Por isso é comum ouvirmos de pessoas que passaram por situações extremas, de claro risco de vida, que no pior momento pensaram: não acredito que isto está acontecendo comigo!
É como se a morte fosse encarada como uma esquisitice fantasiosa que não cabe em nossa realidade. 
Mas a morte é um fenômeno natural, uma travessia. Gostemos ou não todos temos encontro marcado com a dita cuja.
A morte de uma figura pública, carismática, transbordando de sonhos e com belos olhos cheios de vida, causa comoção e reações não só diversas, mas também extremas.

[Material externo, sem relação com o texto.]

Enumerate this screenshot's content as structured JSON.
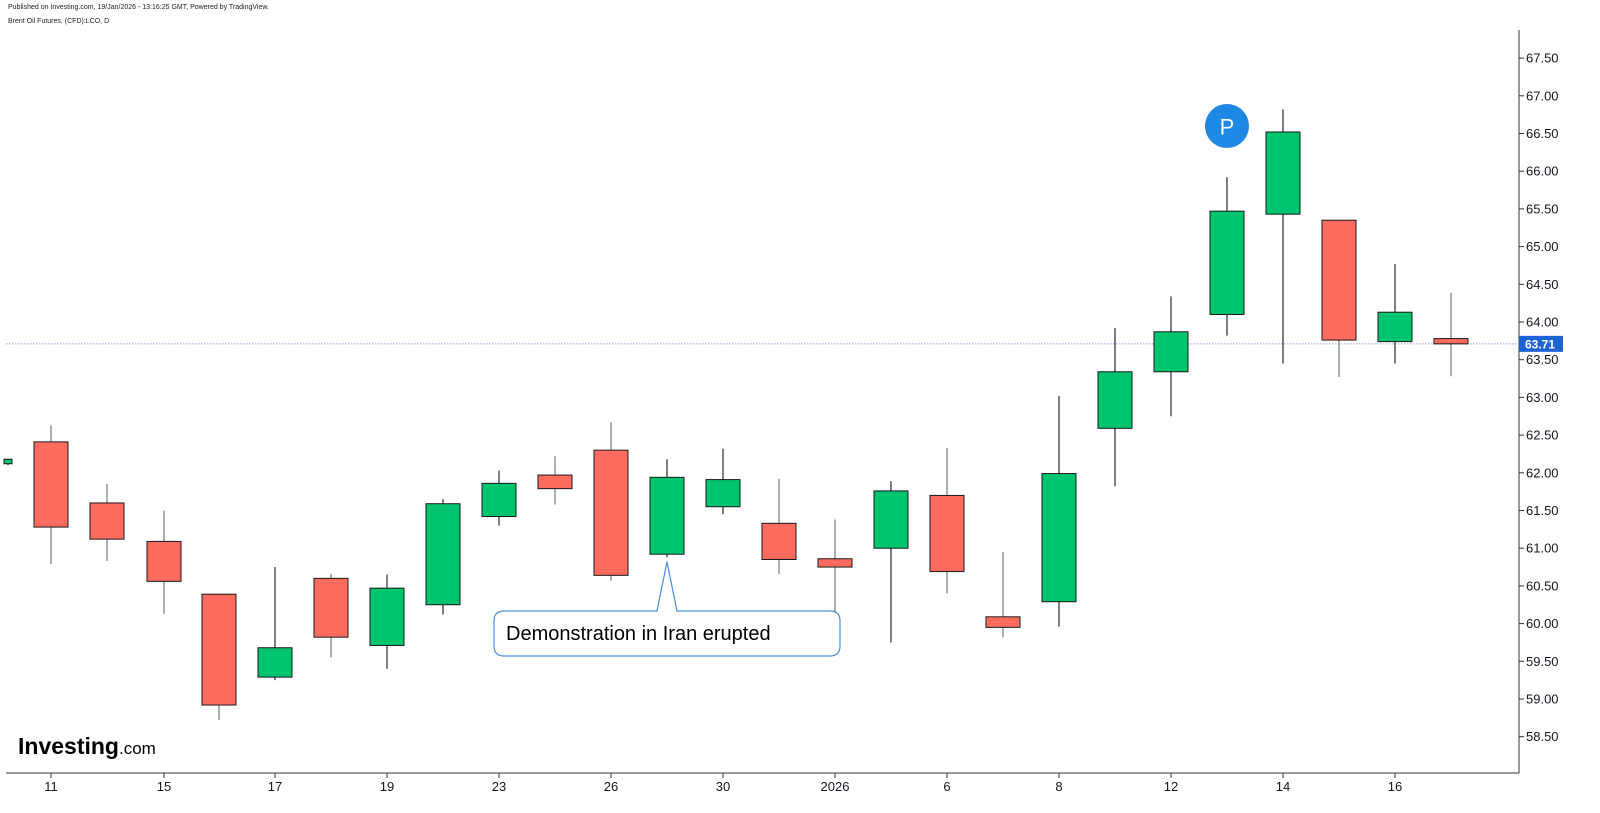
{
  "header": {
    "published": "Published on Investing.com, 19/Jan/2026 - 13:16:25 GMT, Powered by TradingView.",
    "symbol": "Brent Oil Futures, (CFD):LCO, D"
  },
  "annotation": {
    "text": "Demonstration in Iran erupted"
  },
  "marker": {
    "label": "P",
    "color": "#1e88e5"
  },
  "logo": {
    "main": "Investing",
    "suffix": ".com"
  },
  "colors": {
    "up": "#00c46f",
    "down": "#ff6b5e",
    "last_price": "#1e63d6"
  },
  "chart_data": {
    "type": "candlestick",
    "symbol": "Brent Oil Futures, (CFD):LCO, D",
    "interval": "D",
    "ylim": [
      58.0,
      67.75
    ],
    "y_ticks": [
      "67.50",
      "67.00",
      "66.50",
      "66.00",
      "65.50",
      "65.00",
      "64.50",
      "64.00",
      "63.50",
      "63.00",
      "62.50",
      "62.00",
      "61.50",
      "61.00",
      "60.50",
      "60.00",
      "59.50",
      "59.00",
      "58.50"
    ],
    "x_tick_labels": [
      "11",
      "15",
      "17",
      "19",
      "23",
      "26",
      "30",
      "2026",
      "6",
      "8",
      "12",
      "14",
      "16"
    ],
    "last_price": 63.71,
    "last_price_label": "63.71",
    "candles": [
      {
        "date": "Dec 10",
        "open": 62.12,
        "high": 62.18,
        "low": 62.1,
        "close": 62.18
      },
      {
        "date": "Dec 11",
        "open": 62.41,
        "high": 62.63,
        "low": 60.79,
        "close": 61.28
      },
      {
        "date": "Dec 12",
        "open": 61.6,
        "high": 61.85,
        "low": 60.83,
        "close": 61.12
      },
      {
        "date": "Dec 15",
        "open": 61.09,
        "high": 61.5,
        "low": 60.13,
        "close": 60.56
      },
      {
        "date": "Dec 16",
        "open": 60.39,
        "high": 60.39,
        "low": 58.72,
        "close": 58.92
      },
      {
        "date": "Dec 17",
        "open": 59.29,
        "high": 60.75,
        "low": 59.25,
        "close": 59.68
      },
      {
        "date": "Dec 18",
        "open": 60.6,
        "high": 60.66,
        "low": 59.55,
        "close": 59.82
      },
      {
        "date": "Dec 19",
        "open": 59.71,
        "high": 60.65,
        "low": 59.4,
        "close": 60.47
      },
      {
        "date": "Dec 22",
        "open": 60.25,
        "high": 61.65,
        "low": 60.12,
        "close": 61.59
      },
      {
        "date": "Dec 23",
        "open": 61.42,
        "high": 62.03,
        "low": 61.3,
        "close": 61.86
      },
      {
        "date": "Dec 24",
        "open": 61.97,
        "high": 62.22,
        "low": 61.58,
        "close": 61.79
      },
      {
        "date": "Dec 26",
        "open": 62.3,
        "high": 62.67,
        "low": 60.57,
        "close": 60.64
      },
      {
        "date": "Dec 29",
        "open": 60.92,
        "high": 62.18,
        "low": 60.88,
        "close": 61.94
      },
      {
        "date": "Dec 30",
        "open": 61.55,
        "high": 62.32,
        "low": 61.45,
        "close": 61.91
      },
      {
        "date": "Dec 31",
        "open": 61.33,
        "high": 61.92,
        "low": 60.66,
        "close": 60.85
      },
      {
        "date": "Jan 2",
        "open": 60.86,
        "high": 61.38,
        "low": 60.01,
        "close": 60.75
      },
      {
        "date": "Jan 5",
        "open": 61.0,
        "high": 61.89,
        "low": 59.75,
        "close": 61.76
      },
      {
        "date": "Jan 6",
        "open": 61.7,
        "high": 62.33,
        "low": 60.4,
        "close": 60.69
      },
      {
        "date": "Jan 7",
        "open": 60.09,
        "high": 60.95,
        "low": 59.82,
        "close": 59.95
      },
      {
        "date": "Jan 8",
        "open": 60.29,
        "high": 63.02,
        "low": 59.96,
        "close": 61.99
      },
      {
        "date": "Jan 9",
        "open": 62.59,
        "high": 63.92,
        "low": 61.82,
        "close": 63.34
      },
      {
        "date": "Jan 12",
        "open": 63.34,
        "high": 64.34,
        "low": 62.75,
        "close": 63.87
      },
      {
        "date": "Jan 13",
        "open": 64.1,
        "high": 65.92,
        "low": 63.82,
        "close": 65.47
      },
      {
        "date": "Jan 14",
        "open": 65.43,
        "high": 66.82,
        "low": 63.45,
        "close": 66.52
      },
      {
        "date": "Jan 15",
        "open": 65.35,
        "high": 65.35,
        "low": 63.27,
        "close": 63.76
      },
      {
        "date": "Jan 16",
        "open": 63.74,
        "high": 64.77,
        "low": 63.45,
        "close": 64.13
      },
      {
        "date": "Jan 19",
        "open": 63.78,
        "high": 64.39,
        "low": 63.28,
        "close": 63.71
      }
    ],
    "annotations": [
      {
        "text": "Demonstration in Iran erupted",
        "pointer_date": "Dec 29"
      },
      {
        "text": "P",
        "type": "marker",
        "date": "Jan 13"
      }
    ]
  }
}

Há quem chore como se fosse por um amigo, há quem desista de viajar de avião, há quem queira ver os corpos, a cobertura do velório, o depoimento de amigos, há quem queira turbinar audiência, fazer piadas, elucubrar divagações filosóficas ou simplesmente entregar-se ao medo e a paralisia do choque.
Diante de uma comoção, todos ficamos conectados, irmanados na essência de nossa humanidade, ligados por um fio tênue que nos iguala como portadores de uma vida valiosa que as vezes desperdiçamos com pesos inúteis, com sentimentos mesquinhos e sem qualquer bússola ética e alicerce espiritual. 
Na entrevista de ontem no Jornal Nacional Eduardo Campos estava falando como candidato ao cargo máximo do país. Pronunciou-se de acordo com a ocasião e contexto.
Fiquei pensando se ontem, no minuto derradeiro da entrevista, ele soubesse de seu destino hoje, se tivesse de mandar uma mensagem final sobre sua vida, o que ele teria dito?
E se fôssemos nós, que mensagem mandaríamos?
Será que falaríamos de coisas materiais, de poder, de futilidades ou falaríamos das coisas que realmente importam na vida? Será que usaríamos o tempo final para atacarmos inimigos, reclamarmos da sorte ou nos dirigiríamos com ardor a quem mais amamos? 
Essa é uma pergunta que cabe a todos nós, pois ninguém sabe quando virá a última oportunidade.
Perdemos tempo demais com o que menos interessa e quando menos se espera o tempo acaba.
Afinal, mesmo corações cheios de sonhos param de bater, mesmo olhos cheios de vida um dia se fecham, pois raios, brisas e flores improváveis também fazem parte do jardim da vida.
Que sabíamos regar nosso jardim.
Que Deus abençoe Eduardo Campos e sua família.